## Tuesday, April 23, 2013

A way to measure the spread of data about the mean is by using the standard deviation. If the spread is small, the standard deviation is small. If the spread is large, the standard deviation is large. The proportion of the data that falls within a certain number of standard deviations from the mean is very definite and precise with a bell shaped curve. But what can be said about the proportion of data spread about the mean for other distributions such as skewed, symmetric, or other shapes? Chebyshev's Theorem will solve this problem.

The basis of Chebyshev's Theorem is that no matter how large or small a data set is from a population or a sample, the proportion of data that lies within k standard deviations is at least 1 - 1/k2. For k = 2, the proportion is 1 - 1/4 = .75. For k = 3, the proportion is 1 - 1/9 = .889. For k = 4, the proportion is 1 - 1/16 = .938. These results mean that at least 75% of the data must fall within 2 standard deviations from the mean, 88.9% must fall within 3 standard deviations from the mean, and at least 93.8% must fall within 4 standard deviations from the mean.

Many distributions will have much greater percentages of the data falling within specified intervals.

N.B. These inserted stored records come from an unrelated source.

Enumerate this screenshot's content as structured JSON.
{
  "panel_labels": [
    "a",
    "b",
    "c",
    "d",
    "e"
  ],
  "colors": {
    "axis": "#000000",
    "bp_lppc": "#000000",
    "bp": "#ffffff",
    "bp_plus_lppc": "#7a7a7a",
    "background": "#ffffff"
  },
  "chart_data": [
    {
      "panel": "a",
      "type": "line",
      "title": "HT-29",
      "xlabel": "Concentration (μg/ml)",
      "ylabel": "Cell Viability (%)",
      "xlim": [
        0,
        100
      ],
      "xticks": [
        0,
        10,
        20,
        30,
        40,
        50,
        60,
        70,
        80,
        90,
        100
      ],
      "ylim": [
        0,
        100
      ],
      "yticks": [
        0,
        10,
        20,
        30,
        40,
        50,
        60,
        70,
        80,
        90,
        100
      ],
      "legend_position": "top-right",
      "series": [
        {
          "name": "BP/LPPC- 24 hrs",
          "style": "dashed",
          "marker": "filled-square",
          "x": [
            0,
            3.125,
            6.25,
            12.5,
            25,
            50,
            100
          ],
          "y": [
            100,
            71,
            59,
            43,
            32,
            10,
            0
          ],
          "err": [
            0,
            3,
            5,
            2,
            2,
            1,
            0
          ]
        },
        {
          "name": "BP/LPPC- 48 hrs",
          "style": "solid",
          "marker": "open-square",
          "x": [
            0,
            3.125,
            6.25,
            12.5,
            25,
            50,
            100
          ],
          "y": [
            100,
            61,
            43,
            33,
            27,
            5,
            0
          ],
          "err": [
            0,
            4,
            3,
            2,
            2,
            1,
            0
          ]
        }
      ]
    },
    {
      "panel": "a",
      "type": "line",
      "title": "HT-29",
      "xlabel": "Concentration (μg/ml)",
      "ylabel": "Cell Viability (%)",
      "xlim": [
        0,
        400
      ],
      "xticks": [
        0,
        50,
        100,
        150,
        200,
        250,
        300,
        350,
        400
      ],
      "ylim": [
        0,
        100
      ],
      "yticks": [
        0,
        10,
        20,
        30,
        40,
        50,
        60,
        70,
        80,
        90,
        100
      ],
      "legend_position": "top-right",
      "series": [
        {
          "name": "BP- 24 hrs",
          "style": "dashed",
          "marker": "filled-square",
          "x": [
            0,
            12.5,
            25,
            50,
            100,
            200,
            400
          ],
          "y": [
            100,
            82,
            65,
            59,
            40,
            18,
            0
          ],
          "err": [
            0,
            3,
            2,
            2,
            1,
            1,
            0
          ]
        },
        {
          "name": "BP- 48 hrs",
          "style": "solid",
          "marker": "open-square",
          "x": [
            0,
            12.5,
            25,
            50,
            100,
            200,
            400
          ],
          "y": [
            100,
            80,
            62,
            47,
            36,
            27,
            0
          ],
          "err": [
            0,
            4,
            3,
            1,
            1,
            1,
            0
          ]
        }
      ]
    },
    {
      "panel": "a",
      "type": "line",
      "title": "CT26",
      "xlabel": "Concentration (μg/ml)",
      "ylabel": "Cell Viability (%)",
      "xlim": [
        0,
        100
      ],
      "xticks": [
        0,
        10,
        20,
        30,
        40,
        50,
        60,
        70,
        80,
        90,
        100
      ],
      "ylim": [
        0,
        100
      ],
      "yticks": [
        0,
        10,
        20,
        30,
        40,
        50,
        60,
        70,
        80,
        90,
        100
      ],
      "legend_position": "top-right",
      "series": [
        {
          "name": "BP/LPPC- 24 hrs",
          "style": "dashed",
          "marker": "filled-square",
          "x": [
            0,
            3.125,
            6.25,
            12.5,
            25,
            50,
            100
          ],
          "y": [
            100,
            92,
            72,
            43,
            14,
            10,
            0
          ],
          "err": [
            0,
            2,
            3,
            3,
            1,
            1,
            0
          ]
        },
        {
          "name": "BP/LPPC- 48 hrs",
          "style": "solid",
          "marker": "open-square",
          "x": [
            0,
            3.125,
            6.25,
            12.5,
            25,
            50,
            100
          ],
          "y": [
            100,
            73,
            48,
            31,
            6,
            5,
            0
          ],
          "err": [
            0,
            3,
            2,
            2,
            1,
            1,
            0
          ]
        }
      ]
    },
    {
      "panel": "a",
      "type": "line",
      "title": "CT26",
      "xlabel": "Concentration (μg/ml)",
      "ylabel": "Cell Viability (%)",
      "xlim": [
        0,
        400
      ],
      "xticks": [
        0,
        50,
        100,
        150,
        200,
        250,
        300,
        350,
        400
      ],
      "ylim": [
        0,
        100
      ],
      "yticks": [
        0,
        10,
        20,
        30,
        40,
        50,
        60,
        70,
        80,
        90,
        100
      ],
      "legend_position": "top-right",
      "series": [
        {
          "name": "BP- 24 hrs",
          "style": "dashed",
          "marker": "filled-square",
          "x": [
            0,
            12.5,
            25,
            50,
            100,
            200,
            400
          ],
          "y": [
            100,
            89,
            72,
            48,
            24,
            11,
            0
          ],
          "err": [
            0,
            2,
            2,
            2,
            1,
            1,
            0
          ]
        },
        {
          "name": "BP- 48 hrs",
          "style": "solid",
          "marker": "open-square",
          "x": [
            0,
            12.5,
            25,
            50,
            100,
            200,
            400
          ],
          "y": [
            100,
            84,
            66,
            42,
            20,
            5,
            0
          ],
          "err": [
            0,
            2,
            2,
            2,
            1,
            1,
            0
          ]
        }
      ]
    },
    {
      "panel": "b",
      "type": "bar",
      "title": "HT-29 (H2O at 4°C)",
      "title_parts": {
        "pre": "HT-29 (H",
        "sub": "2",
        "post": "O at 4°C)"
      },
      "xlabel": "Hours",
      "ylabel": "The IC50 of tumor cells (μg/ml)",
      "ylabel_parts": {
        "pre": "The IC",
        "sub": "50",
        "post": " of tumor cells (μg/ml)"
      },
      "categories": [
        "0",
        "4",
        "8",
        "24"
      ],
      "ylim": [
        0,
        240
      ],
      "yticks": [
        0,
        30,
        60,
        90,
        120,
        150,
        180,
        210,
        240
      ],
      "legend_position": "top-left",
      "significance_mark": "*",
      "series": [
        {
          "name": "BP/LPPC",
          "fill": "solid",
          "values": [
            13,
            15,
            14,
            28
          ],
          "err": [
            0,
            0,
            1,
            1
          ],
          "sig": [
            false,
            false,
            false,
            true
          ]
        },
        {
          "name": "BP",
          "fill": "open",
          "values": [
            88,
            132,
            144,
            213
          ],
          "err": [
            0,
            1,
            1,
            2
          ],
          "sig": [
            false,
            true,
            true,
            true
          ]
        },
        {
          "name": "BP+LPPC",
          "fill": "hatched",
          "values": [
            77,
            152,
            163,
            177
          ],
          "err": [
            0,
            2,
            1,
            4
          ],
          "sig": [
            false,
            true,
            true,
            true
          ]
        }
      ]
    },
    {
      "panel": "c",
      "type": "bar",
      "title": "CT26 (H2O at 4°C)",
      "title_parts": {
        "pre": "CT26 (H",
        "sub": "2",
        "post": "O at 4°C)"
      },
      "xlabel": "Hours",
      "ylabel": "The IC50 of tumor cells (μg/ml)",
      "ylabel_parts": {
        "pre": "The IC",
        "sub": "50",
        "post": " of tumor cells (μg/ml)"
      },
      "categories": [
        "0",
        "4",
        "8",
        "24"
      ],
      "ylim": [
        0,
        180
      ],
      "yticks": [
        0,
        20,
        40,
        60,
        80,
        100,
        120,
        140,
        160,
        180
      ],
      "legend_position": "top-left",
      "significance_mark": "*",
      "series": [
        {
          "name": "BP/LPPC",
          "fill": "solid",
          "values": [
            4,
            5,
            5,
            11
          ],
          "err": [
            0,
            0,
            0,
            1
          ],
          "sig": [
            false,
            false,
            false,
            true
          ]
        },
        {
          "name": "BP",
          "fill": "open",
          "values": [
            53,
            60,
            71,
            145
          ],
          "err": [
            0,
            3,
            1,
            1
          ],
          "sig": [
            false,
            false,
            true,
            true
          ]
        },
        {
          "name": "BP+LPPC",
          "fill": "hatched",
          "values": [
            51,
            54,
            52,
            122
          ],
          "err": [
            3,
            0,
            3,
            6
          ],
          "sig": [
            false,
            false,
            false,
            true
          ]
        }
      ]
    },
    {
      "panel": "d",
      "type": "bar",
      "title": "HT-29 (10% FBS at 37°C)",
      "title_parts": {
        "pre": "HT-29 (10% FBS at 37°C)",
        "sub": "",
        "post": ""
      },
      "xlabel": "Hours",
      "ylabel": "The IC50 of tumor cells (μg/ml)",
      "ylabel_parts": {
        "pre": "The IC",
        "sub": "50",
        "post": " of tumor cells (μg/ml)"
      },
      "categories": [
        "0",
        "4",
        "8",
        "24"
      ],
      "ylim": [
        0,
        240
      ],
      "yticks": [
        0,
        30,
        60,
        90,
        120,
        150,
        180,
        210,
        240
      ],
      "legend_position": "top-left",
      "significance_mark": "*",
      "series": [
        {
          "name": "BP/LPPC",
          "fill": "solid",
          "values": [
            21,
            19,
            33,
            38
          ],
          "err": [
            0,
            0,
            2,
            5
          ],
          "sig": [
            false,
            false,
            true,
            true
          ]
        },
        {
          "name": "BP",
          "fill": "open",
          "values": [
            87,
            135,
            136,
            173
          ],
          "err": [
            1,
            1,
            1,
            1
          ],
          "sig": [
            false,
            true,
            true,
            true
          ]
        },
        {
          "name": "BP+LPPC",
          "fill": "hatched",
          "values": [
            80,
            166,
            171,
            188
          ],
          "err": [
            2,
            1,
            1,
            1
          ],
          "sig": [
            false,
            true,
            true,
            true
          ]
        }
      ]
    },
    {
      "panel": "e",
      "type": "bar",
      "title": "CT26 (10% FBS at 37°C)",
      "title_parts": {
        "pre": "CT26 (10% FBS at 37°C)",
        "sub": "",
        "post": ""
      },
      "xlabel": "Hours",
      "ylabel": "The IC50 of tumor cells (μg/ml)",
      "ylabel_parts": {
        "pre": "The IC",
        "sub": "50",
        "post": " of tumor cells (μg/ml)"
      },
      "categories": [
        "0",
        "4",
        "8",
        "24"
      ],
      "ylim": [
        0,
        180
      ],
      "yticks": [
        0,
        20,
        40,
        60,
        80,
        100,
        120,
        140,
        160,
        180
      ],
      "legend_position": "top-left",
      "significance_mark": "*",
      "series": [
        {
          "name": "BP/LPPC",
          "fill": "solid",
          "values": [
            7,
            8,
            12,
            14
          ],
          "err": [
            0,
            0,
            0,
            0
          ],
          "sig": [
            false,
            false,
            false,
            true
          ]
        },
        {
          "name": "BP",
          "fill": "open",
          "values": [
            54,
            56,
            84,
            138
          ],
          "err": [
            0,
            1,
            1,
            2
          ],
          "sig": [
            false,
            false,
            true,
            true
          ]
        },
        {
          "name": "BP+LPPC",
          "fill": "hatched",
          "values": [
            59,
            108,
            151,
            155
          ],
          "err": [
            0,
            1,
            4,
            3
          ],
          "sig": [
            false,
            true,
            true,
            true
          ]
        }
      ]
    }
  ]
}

For example, in the well known normal distribution, which is bell shaped, 95% of the data falls within 2 standard deviations, 99.7% falls within 3 standard deviations from the mean, and virtually 100% falls within 4 standard deviations from the mean.

Here's an example using Chebyshev's Theorem.

Suppose students at a local college volunteer to work on community projects, such as cleaning parks, renovating playgrounds, and planting trees. A professor in charge of the program kept track of the time in hours that each student worked. Suppose a random sample of x students in the program were picked and the mean hours the students worked was 24.5 hours, and the standard deviation was 1.4 hours. From this information we can find an interval which at least 75%, 88.9% and 93.8% of the students worked.

Interval which at least 75% worked is 24.5 +/- 2(1.4) = 21.7 to 27.3 hours.
Interval which at least 88.9% worked is 24.5 +/- 3(1.4) = 20.3 to 28.7 hours.
Interval which at least 93.8% worked is 24.5 +/- 4(1.4) = 18.9 to 30.1 hours.

This guide should help students better understand Chebyshev's Theorem and how it can be applied.